A Ilha
das Flores, que intitula o curta-metragem de Jorge Furtado, é um local na
cidade de Porto Alegre aproveitado como depósito para o lixo. Embora seja o
assunto central do filme, o lugar aparece somente quando os instantes finais se
aproximam e, antes disso, observa-se a trajetória de um tomate desde a colheita
ao descarte por uma dona-de-casa, até que chega ao lixão da ilha, numa dinâmica
que escancara, com várias retomadas e em detalhes, o processo de geração de
riquezas numa sociedade de consumo, com enfoque particular nas desigualdades
desse sistema.

Apesar do enfoque, convém ressaltar que são usados alguns (e bons) recursos
para manter um teor de impessoalidade do texto. Um desses recursos é o modo de
narrar do ator Paulo José, sem grandes variações no tom de voz, sem exprimir
qualquer emoção. O texto é trazido de forma meramente expositiva, com um ar
quase enciclopédico, sem argumentações explícitas por conjunções ou outros
elementos de co-texto, sem metáforas. Desta forma, trata-se com a mesma naturalidade
e gelidez a definição de “humano” e um acidente nuclear. Em contraste
com a aparente frieza, em vários momentos são exibidas imagens chocantes, como
a do porco abatido, dos judeus vítimas do holocausto nazista e das crianças
disputando alimentos entre o lixo que sequer servia de alimento para os porcos.

Há, contudo, várias nuances de humor no decorrer das cenas. Ao mencionar a
proibição católica ao lucro na Idade Média, por exemplo, religiosos figuram com
expressões fechadas numa pintura; posteriormente, porém, as mesmas figuras
sofrem uma manipulação e aparecem sorrindo, imagem que coincide com a
explicação acerca do lucro livre. Outro momento, — senão cômico, ao menos
inusitado, — é a aparição de uma garrafa de Coca-Cola numa pintura egípcia antiga,
no momento em que se diz que “tudo sob e sobre a face da Terra tem valor
de troca por dinheiro”. Com efeito, a própria cadência repetitiva e
dicionarística da narração confere um tom irônico à obra, de certa forma.

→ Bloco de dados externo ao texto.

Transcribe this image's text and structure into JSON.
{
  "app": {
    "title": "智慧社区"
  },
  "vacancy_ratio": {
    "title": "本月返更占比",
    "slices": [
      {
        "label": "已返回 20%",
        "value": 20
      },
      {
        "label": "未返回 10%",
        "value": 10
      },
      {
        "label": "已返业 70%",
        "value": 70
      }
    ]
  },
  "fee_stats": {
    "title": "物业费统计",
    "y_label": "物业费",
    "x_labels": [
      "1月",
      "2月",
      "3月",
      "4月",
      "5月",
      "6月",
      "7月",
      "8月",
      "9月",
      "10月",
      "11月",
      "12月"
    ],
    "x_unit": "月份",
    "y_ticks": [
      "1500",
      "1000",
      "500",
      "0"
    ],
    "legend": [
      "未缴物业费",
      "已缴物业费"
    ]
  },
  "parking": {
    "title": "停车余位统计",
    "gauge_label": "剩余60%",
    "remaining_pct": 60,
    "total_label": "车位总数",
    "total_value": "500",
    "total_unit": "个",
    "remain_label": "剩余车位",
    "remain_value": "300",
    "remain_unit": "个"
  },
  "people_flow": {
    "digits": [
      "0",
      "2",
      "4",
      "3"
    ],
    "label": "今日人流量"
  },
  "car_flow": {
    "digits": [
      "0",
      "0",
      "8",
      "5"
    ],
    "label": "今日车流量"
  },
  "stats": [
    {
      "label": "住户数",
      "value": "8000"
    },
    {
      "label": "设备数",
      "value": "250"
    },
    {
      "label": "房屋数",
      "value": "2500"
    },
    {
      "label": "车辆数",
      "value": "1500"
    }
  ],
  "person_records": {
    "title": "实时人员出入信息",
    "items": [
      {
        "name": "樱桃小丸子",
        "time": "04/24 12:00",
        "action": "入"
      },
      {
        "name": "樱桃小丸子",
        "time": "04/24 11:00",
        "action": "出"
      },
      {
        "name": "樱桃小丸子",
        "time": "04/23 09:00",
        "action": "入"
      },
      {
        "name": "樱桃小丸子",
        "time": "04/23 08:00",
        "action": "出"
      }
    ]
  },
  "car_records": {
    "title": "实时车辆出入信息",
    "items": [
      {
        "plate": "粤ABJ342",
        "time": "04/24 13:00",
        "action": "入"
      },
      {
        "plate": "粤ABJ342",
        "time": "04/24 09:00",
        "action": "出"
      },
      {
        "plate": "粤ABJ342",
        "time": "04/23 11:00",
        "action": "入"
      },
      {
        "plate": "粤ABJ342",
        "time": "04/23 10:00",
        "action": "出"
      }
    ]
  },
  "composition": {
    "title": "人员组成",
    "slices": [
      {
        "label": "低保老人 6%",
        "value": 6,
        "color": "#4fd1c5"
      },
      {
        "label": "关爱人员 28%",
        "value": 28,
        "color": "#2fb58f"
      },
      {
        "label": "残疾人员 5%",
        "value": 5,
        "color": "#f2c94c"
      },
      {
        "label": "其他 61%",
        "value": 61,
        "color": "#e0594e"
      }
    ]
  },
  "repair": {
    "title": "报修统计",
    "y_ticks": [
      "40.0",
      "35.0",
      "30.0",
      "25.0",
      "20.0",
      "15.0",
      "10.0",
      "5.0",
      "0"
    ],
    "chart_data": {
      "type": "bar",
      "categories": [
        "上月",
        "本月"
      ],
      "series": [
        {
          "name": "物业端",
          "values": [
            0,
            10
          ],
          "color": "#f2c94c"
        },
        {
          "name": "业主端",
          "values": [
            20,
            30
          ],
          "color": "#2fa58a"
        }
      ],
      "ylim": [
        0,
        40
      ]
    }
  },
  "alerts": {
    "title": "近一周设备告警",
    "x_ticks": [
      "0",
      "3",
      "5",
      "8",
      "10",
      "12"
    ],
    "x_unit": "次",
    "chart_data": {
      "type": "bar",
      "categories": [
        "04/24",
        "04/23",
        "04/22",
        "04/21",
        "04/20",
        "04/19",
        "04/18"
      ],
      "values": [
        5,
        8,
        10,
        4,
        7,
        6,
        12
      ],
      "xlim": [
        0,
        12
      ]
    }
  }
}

Com esses recortes, o filme não apenas aponta as calamidades que ocorrem na
Ilha das Flores, mas também as estendem ao Brasil, o que já é sugerido desde o
início com a execução da protofonia de “O Guarani”, do maestro Carlos
Gomes, tema da Voz do Brasil, o programa de rádio governamental que contempla
os ocorridos da — diga-se de passagem, vergonhosa — política nacional. De fato,
a mesma música anteriormente mencionada, quando distorcida ao som da guitarra,
remete de certa forma a Jimmy Hendrix em Woodstock, e estende o protesto ao
mundo inteiro, como numa denúncia das misérias que assolam a humanidade.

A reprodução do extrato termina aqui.